Particularmente preocupante é a potencial convivência de crianças e adultos nesses espaços. Uma parte do jogo tem uma ferramenta de trocas de mensagens onde os usuários podem conversar entre si – e com todos os outros jogadores participantes.
Muito do que é dito nos bate-papos dos “condos” não poderia aparecer em um site de notícias para adultos, muito menos em uma plataforma voltada para crianças.
A empresa Roblox disse à BBC que foram desenvolvidas ferramentas para controle dos pais com o objetivo de “restringir com quem as crianças interagem e quais experiências elas podem acessar”.
Mas isso pressupõe que os pais tenham um conhecimento razoável de tecnologia para definir essas configurações.
O porta-voz enfatizou que os “condos” geralmente são difíceis de serem localizados. Mas a BBC também encontrou linguagem sexual em jogos regulares e aceitos dentro da plataforma.
De acordo com Liraz Margalit, uma psicóloga digital que estuda o comportamento online, as pessoas se comportam de forma diferente no metaverso – basicamente o espírito do comportamento online. “Você tem o anonimato e tem o efeito de desinibição. Esta plataforma oferece a você um parque de diversões para fazer o que quiser”, diz ela.
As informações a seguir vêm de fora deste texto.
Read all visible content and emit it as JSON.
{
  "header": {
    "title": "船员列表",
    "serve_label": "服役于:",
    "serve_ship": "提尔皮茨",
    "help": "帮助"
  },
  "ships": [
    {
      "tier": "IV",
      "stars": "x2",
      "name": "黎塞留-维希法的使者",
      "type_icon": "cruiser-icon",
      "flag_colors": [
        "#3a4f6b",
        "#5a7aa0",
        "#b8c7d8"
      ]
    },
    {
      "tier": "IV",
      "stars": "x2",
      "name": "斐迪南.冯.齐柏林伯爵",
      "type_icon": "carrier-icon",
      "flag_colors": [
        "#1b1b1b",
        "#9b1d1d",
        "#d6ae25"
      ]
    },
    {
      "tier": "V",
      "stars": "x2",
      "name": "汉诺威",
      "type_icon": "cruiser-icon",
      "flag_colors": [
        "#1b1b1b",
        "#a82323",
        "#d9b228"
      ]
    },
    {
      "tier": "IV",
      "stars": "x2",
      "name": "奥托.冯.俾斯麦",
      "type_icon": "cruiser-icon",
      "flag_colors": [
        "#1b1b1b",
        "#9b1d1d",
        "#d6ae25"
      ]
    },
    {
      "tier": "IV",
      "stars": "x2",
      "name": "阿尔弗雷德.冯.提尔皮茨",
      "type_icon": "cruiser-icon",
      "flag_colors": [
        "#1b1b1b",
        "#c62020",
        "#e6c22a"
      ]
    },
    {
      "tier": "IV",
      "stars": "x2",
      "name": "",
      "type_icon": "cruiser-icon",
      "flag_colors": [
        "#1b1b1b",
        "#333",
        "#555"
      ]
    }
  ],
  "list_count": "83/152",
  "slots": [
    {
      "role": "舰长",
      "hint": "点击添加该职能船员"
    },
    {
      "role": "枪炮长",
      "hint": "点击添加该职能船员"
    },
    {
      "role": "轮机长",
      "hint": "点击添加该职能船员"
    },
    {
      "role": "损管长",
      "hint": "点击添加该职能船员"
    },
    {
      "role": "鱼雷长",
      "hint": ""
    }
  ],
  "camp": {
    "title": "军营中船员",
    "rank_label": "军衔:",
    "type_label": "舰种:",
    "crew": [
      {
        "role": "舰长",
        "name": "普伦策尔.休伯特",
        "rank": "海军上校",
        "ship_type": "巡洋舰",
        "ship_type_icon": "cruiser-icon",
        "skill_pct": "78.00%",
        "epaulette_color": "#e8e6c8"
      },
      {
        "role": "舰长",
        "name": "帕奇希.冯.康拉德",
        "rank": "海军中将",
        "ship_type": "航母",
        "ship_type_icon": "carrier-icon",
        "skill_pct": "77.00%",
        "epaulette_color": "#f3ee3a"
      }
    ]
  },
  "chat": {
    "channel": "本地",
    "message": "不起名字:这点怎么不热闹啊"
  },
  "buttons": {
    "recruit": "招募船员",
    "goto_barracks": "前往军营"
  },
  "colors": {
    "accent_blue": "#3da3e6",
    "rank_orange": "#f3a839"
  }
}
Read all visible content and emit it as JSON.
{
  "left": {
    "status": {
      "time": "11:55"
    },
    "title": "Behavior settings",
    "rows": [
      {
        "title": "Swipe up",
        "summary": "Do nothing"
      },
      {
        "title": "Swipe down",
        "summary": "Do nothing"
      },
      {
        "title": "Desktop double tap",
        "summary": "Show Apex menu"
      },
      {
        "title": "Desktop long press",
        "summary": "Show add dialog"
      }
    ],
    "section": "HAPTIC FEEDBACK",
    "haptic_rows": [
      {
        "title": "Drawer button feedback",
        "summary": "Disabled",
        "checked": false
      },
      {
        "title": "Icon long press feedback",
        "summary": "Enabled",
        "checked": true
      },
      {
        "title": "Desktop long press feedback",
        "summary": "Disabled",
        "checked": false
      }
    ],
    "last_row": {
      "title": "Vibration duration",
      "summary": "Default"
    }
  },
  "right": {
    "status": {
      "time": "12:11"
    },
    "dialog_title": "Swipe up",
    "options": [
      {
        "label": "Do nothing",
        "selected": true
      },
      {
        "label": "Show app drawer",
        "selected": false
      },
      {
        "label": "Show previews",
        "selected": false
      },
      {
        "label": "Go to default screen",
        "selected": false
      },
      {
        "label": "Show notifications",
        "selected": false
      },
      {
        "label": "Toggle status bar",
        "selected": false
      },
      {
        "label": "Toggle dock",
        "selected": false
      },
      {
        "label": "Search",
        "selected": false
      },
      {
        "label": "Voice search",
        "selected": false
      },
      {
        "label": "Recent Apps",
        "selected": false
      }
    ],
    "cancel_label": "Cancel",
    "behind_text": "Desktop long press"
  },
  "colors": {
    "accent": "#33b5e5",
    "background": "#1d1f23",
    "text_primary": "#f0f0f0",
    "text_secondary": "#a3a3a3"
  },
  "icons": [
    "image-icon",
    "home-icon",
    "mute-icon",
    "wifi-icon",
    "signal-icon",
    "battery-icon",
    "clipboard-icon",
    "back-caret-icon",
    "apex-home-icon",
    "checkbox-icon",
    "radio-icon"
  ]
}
Na semana passada, a empresa-mãe do Facebook, a Meta, introduziu um novo recurso, chamado de “limites pessoais”, no jogo de realidade virtual “Horizon Venues”.
A plataforma permite que as pessoas se encontrem em diferentes espaços – onde seus avatares podem assistir juntos a jogos, shows ou fazer aulas de ginástica.
As mudanças foram adotadas depois que uma mulher relatou ter sofrido uma agressão sexual virtual na plataforma.
A Roblox disse à BBC: “Temos tolerância zero para conteúdo ou comportamento sexual de qualquer tipo, e tomamos medidas rápidas contra qualquer um que esteja agindo em violação aos nossos padrões da comunidade”.
E alguns dias depois que a BBC apresentou suas descobertas à empresa, a Roblox publicou um post no blog resumindo o que está fazendo para proteger os jovens.
Empresas como Microsoft, Meta e Roblox estão atualmente na corrida para construir metaversos. Mas já há sinais de que têm dificuldade de policiar esses mundos virtuais.